Selain membawa Pemerintah Provinsi Kalsel menduduki Indeks Pembangunan Literasi (IPL) tertinggi se-Indonesia dengan nilai 48,70, Hj. Nurliani Dardie juga mendapat penghargaan Nugra Jasa Dharma Pustaloka Tahun 2021, dengan kategori pejabat publik.
“Selamat kepada Kepada Kepala Dispersip Kalsel. Saya bangga sekali, karena saya tahu ibu memang diakui kinerjanya saat mengepalai Dispersip Kota Banjarbaru, dan kali ini kembali dibuktikan,” ungkap Gubernur Kalsel dalam sambutannya, saat menghadiri syukuran sederhana, di Aula Kantor Dispersip Kalsel, Jalan A. Yani Kilometer 6 Banjarmasin, Selasa (21/09/2021).
Selain itu, gubernur mengakui pula kerja keras dan semangat jajaran Dispersip Kalsel, untuk meningkatkan minat baca di Banua.
“Hal itu harus terus dilakukan, agar dapat membawa Banua ini lebih baik lagi,” harapnya.
Sementara itu, Hj. Nurliani merasa bersyukur dapat membawa Kalsel berprestasi di tingkat nasional, yang dinilainya berkat kerja sama dan dukungan semua pihak, terlebih Gubernur Kalsel beserta jajarannya.
“Ini menjadi penyemangat atas kami untuk terus aktif mempromosikan minat baca. Kita tidak hanya menunggu pemustaka untuk datang, namun kita yang mendekatkan buku, agar dapat tercipta peningkatan minat baca,” ucapnya di sela syukuran.
Ditambahkannya, kegiatan yang dilakukan secara sederhana dari dana bonus penghargaan Perpusnas RI ini, sebagai rasa penghargaan atas peran semua karyawannya, mitra, hingga para penggiat literasi.
“Ini kami lakukan sebagai rasa terima kasih pada semua, dan alhamdulillah saya juga mendapat kehormatan atas kehadiran Gubernur Kalsel,” bebernya.
Seperti diketahui, Penghargaan Nugra Jasadharma Pustaloka tersebut, diberikan sebagai apresiasi tertinggi Pemerintah Republik Indonesia terhadap pejabat publik, tokoh masyarakat, jurnalis, media massa, dan lainnya, yang turut berperan dalam kemajuan pembangunan.

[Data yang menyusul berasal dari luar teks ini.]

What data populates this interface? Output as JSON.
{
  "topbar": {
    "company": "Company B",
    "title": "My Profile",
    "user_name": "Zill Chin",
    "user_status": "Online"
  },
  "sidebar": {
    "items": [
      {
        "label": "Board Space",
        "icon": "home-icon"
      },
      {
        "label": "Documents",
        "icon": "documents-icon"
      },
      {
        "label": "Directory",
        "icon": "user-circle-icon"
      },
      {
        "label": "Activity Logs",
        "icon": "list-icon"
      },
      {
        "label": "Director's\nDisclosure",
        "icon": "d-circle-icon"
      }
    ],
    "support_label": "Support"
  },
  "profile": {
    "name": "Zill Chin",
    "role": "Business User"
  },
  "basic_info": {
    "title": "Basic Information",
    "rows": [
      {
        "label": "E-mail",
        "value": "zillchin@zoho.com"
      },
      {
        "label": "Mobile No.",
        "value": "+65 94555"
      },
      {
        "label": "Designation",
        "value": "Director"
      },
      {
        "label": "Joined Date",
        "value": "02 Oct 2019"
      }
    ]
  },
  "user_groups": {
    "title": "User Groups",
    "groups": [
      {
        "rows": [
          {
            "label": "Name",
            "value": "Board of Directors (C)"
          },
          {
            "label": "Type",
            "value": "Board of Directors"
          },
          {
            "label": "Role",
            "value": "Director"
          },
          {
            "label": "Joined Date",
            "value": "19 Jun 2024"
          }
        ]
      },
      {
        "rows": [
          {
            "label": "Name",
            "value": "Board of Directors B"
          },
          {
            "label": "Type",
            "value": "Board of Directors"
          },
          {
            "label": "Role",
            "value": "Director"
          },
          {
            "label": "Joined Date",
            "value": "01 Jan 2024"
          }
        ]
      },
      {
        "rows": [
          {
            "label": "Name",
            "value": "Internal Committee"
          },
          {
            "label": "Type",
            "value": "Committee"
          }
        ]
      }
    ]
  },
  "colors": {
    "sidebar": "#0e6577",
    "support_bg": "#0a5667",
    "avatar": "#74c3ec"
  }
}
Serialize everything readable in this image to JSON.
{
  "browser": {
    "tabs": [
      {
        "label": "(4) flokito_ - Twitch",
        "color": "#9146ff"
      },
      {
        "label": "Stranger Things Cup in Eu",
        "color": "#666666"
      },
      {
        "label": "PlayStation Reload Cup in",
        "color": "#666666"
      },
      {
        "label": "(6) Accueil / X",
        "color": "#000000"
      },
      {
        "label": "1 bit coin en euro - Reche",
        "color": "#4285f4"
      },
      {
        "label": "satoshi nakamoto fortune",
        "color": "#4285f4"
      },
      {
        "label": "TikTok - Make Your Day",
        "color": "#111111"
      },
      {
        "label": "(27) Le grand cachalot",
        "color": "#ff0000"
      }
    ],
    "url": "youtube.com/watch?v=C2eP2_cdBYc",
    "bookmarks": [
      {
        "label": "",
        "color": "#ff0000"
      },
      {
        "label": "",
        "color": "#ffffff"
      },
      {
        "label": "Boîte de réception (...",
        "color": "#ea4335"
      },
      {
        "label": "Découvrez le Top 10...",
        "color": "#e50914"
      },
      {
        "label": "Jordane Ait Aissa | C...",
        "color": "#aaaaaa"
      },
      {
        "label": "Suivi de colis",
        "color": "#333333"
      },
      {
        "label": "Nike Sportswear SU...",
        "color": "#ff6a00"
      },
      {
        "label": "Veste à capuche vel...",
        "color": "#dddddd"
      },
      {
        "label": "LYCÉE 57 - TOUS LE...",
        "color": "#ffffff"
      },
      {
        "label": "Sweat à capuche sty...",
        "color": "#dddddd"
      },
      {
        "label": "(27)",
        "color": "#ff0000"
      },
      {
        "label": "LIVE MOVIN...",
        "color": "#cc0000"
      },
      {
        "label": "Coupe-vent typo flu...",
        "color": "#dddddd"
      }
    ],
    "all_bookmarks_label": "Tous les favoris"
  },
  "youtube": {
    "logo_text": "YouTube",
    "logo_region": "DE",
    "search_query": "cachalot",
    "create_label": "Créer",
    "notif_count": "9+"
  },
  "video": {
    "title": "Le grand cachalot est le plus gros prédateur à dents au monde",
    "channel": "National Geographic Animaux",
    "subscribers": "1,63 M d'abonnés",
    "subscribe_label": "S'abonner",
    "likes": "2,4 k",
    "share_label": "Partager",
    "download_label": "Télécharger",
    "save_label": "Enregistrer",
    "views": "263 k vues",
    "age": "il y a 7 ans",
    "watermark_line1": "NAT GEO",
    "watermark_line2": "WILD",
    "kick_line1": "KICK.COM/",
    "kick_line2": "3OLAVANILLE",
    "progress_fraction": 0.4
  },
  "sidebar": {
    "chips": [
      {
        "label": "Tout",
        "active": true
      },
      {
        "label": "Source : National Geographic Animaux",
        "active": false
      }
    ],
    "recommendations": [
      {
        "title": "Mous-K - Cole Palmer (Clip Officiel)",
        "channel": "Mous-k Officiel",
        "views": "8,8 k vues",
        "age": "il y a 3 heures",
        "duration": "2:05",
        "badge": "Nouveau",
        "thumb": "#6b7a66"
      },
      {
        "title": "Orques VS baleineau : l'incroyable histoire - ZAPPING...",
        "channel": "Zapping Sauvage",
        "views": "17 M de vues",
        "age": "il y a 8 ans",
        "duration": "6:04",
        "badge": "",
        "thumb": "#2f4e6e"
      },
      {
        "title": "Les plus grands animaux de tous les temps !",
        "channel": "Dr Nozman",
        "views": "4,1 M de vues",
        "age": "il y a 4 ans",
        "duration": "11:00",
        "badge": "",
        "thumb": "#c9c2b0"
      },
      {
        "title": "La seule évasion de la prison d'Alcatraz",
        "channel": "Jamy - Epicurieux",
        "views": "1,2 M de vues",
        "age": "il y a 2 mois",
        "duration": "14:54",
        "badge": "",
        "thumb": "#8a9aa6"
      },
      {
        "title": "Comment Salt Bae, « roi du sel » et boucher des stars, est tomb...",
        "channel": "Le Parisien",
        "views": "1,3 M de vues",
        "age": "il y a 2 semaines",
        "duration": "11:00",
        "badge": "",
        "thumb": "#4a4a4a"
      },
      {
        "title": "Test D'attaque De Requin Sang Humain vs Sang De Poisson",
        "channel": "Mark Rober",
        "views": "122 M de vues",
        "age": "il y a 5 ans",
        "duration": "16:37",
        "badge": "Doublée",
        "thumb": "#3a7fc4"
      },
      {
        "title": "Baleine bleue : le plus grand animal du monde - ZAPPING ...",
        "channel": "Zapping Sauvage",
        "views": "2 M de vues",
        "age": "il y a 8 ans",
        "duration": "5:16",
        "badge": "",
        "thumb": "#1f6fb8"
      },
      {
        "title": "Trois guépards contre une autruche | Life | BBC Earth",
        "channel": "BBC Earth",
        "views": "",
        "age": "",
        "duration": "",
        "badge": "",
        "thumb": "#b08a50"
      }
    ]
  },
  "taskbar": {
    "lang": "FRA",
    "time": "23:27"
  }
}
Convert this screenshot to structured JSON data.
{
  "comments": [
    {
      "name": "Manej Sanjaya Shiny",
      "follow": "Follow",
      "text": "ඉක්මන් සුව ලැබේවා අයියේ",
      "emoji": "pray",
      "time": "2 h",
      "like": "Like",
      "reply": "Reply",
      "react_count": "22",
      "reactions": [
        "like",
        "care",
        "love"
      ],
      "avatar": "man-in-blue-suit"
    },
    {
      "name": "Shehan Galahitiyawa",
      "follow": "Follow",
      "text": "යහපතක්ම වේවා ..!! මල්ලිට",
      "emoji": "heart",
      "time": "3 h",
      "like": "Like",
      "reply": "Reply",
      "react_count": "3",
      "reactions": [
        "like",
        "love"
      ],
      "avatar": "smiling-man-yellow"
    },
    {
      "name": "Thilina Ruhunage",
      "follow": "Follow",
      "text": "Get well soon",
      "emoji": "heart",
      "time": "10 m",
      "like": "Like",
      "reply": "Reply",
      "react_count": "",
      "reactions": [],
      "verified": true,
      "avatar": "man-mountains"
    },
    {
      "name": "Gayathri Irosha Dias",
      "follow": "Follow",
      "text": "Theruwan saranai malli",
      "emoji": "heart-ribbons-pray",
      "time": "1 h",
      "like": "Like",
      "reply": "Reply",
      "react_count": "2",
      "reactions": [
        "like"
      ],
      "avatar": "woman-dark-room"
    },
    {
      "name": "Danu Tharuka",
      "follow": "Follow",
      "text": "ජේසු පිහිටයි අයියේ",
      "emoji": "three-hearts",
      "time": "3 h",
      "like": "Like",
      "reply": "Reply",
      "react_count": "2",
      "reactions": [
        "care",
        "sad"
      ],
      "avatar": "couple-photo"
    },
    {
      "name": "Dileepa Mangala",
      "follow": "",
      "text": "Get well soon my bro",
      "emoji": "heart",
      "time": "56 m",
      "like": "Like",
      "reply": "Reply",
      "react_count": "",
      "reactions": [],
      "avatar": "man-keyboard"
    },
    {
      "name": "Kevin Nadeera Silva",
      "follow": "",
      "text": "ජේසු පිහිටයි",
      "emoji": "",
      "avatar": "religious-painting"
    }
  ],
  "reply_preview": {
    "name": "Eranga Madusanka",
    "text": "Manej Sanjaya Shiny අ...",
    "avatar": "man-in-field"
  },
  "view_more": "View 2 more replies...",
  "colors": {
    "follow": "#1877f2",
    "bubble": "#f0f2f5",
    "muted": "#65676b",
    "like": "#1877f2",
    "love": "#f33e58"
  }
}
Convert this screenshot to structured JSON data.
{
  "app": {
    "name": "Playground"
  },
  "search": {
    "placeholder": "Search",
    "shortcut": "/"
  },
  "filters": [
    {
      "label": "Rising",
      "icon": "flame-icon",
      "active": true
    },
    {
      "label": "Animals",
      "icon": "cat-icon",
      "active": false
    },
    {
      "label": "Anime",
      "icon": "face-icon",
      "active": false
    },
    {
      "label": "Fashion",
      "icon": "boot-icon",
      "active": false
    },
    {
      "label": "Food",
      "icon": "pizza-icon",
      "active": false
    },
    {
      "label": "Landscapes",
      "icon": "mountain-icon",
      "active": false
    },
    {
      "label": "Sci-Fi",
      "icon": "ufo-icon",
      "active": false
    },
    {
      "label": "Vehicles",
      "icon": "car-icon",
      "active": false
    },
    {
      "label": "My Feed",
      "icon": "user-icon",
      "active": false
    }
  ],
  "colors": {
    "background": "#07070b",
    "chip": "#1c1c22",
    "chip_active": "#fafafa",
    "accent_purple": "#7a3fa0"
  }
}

Pada tahun ini, selain Gubernur Kalsel yang mendapat penghargaan IPL tertinggi se-Indonesia dan Kadispersip Kalsel yang menyabet Nugra Jasadharma Pustaloka, penghargaan serupa juga diraih Bupati Hulu Sungai Utara Abdul Wahid, bersama 6 gubernur dan walikota/bupati se-Indonesia, yang diberikan pada gelaran Gemilang Perpustakaan Nasional pada 14 September lalu.